I did state that a mask for decontamination should be fluid resistant and when searching for masks you will see different resistance qualifications and wonder what they might refer to, so I will give some examples here to help out.

If you see   BFE > 99%   This qualification is based on testing done by the ASTM (ASTM F2101-01) for Bacterial Filtration Efficiency, the material being tested is mechanically subject to 3 micron droplets of liquid aerosol containing   Staphylococcus aureus at a flow rate of 28.3 L/min, and a material of this classification is capable of filtering out more that 99% of this aerosol. (Make sure this BFE rating is based on the ASTM F2101-01 testing and not on the older Modified Greene and Vesely Test, where a human subject says the word “Chew” and “Sing” distinctly at 10 second intervals for 1 minute through the material being tested in a closed container. The container is then cultured and a bacterial count is taken but there is no specific organism counted)

If you see   PFE>95%    This qualification is based on Submicron Particulate Filter efficiency testing done by the ASTM (ASTM F2299).This test uses 0.1micron latex spheres at a flow rate 0.5 to 25cm/s the particles are counted with a light scattering photometer before and after passing through the material being tested, so a PFE>95% would mean that more than 95% of these spheres were filtered by the test material.

NIOSH Particulate Filtration Efficiency testing for respirators, (yes I know I said you don’t need a respirator for decontamination) is a much more stringent.  For healthcare purposes N series respirators apply (N here = Not resistant to oil, the other two classifications are R- Resistant to oil and P-Oil Proof would include oil in their testing aerosol). The challenge here is ~0.3microns liquid sodium chloride aerosol at flow rate of 85L/minute. A collection of at least 95% of this by the material gives the respirator an N95 rating, at least 99% collection would be an N99 and anything 99.7% and over gives the material an N100 rating.(These N,R and P classifications truly only apply to respirators and not face masks)

If the masks make the claim ASTM F1862 120mmhg Fluid Resistance   This is the actual fluid resistance of the mask based on ASTM testing. In this challenge, a high velocity stream of synthetic blood is aimed at the material being tested at different pressures (80mmHg, 120mmHg and 160mmHg) to replicate blood exiting a puncture wound at a variety of blood pressures. An 80mmHg rating would be a Low fluid barrier classification, 120mmHg would be a Medium and 160mmHg a High.

Another thing you might see is a Differential Pressure Test (Delta P or ∆P) number   The lower the number here the more breathable the mask is but, the more breathable the mask is the less protection it offers.

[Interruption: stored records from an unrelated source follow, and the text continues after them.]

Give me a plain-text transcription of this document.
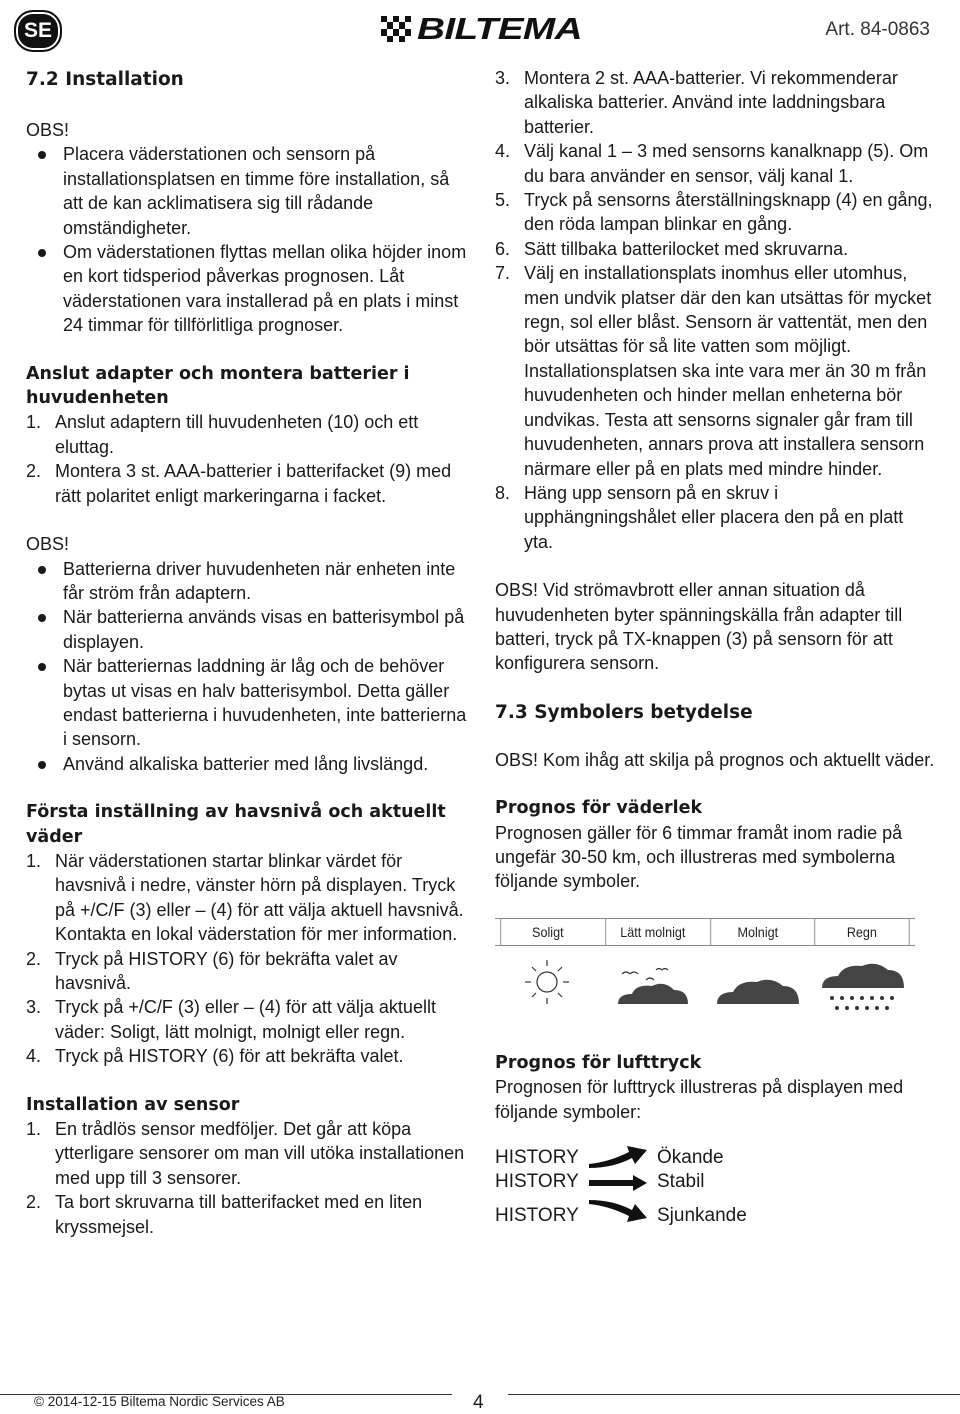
SE	BILTEMA	Art. 84-0863

7.2 Installation

OBS!

Placera väderstationen och sensorn på installationsplatsen en timme före installation, så att de kan acklimatisera sig till rådande omständigheter.

Om väderstationen flyttas mellan olika höjder inom en kort tidsperiod påverkas prognosen. Låt väderstationen vara installerad på en plats i minst 24 timmar för tillförlitliga prognoser.

Anslut adapter och montera batterier i huvudenheten

1. Anslut adaptern till huvudenheten (10) och ett eluttag.

2. Montera 3 st. AAA-batterier i batterifacket (9) med rätt polaritet enligt markeringarna i facket.

OBS!

Batterierna driver huvudenheten när enheten inte får ström från adaptern.

När batterierna används visas en batterisymbol på displayen.

När batteriernas laddning är låg och de behöver bytas ut visas en halv batterisymbol. Detta gäller endast batterierna i huvudenheten, inte batterierna i sensorn.

Använd alkaliska batterier med lång livslängd.

Första inställning av havsnivå och aktuellt väder

1. När väderstationen startar blinkar värdet för havsnivå i nedre, vänster hörn på displayen. Tryck på +/C/F (3) eller – (4) för att välja aktuell havsnivå. Kontakta en lokal väderstation för mer information.

2. Tryck på HISTORY (6) för bekräfta valet av havsnivå.

3. Tryck på +/C/F (3) eller – (4) för att välja aktuellt väder: Soligt, lätt molnigt, molnigt eller regn.

4. Tryck på HISTORY (6) för att bekräfta valet.

Installation av sensor

1. En trådlös sensor medföljer. Det går att köpa ytterligare sensorer om man vill utöka installationen med upp till 3 sensorer.

2. Ta bort skruvarna till batterifacket med en liten kryssmejsel.

3. Montera 2 st. AAA-batterier. Vi rekommenderar alkaliska batterier. Använd inte laddningsbara batterier.

4. Välj kanal 1 – 3 med sensorns kanalknapp (5). Om du bara använder en sensor, välj kanal 1.

5. Tryck på sensorns återställningsknapp (4) en gång, den röda lampan blinkar en gång.

6. Sätt tillbaka batterilocket med skruvarna.

7. Välj en installationsplats inomhus eller utomhus, men undvik platser där den kan utsättas för mycket regn, sol eller blåst. Sensorn är vattentät, men den bör utsättas för så lite vatten som möjligt. Installationsplatsen ska inte vara mer än 30 m från huvudenheten och hinder mellan enheterna bör undvikas. Testa att sensorns signaler går fram till huvudenheten, annars prova att installera sensorn närmare eller på en plats med mindre hinder.

8. Häng upp sensorn på en skruv i upphängningshålet eller placera den på en platt yta.

OBS! Vid strömavbrott eller annan situation då huvudenheten byter spänningskälla från adapter till batteri, tryck på TX-knappen (3) på sensorn för att konfigurera sensorn.

7.3 Symbolers betydelse

OBS! Kom ihåg att skilja på prognos och aktuellt väder.

Prognos för väderlek

Prognosen gäller för 6 timmar framåt inom radie på ungefär 30-50 km, och illustreras med symbolerna följande symboler.

Soligt	Lätt molnigt	Molnigt	Regn

Prognos för lufttryck

Prognosen för lufttryck illustreras på displayen med följande symboler:

HISTORY	Ökande
HISTORY	Stabil
HISTORY	Sjunkande
© 2014-12-15 Biltema Nordic Services AB	4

Now if this is not complicated enough ASTM F2100-11 has prescribed new mask standards for fluid resistant face masks as follows.

ASTM Level 1

Low Fluid Resistance    80mmHg

Filtration Efficiency      BFE>95%

PFE>95% @ 0.1micron

Breathability-∆P            <4.0mm H2O/cm2

Flame Spread                  Class 1 (low flammability)

ASTM Level 2 

Moderate Fluid Resistance 120mmHg

Filtration Efficiency         BFE>98%

PFE>98% @ 0.1micron

Breathability-∆P             <5.0mm H2O/cm2

Flame Spread                   Class1 (low flammability)

ASTM Level 3

High Fluid Resistance       160mmHg

Filtration Efficiency          BFE>98%

PFE>98% @ 0.1 micron

Breathability-∆P               <5.0mm H2O/cm2

Flame Spread                    Class 1 (low flammability)


Wow that’s a lot of information right…. So now the choice is yours, but if it were up to me, knowing that surgical masks truly do not provided the optimum protection that a respirator does, I would at least choose one that provided me with the most, Like an ASTM level 3 Mask, or at least one that had all those qualities.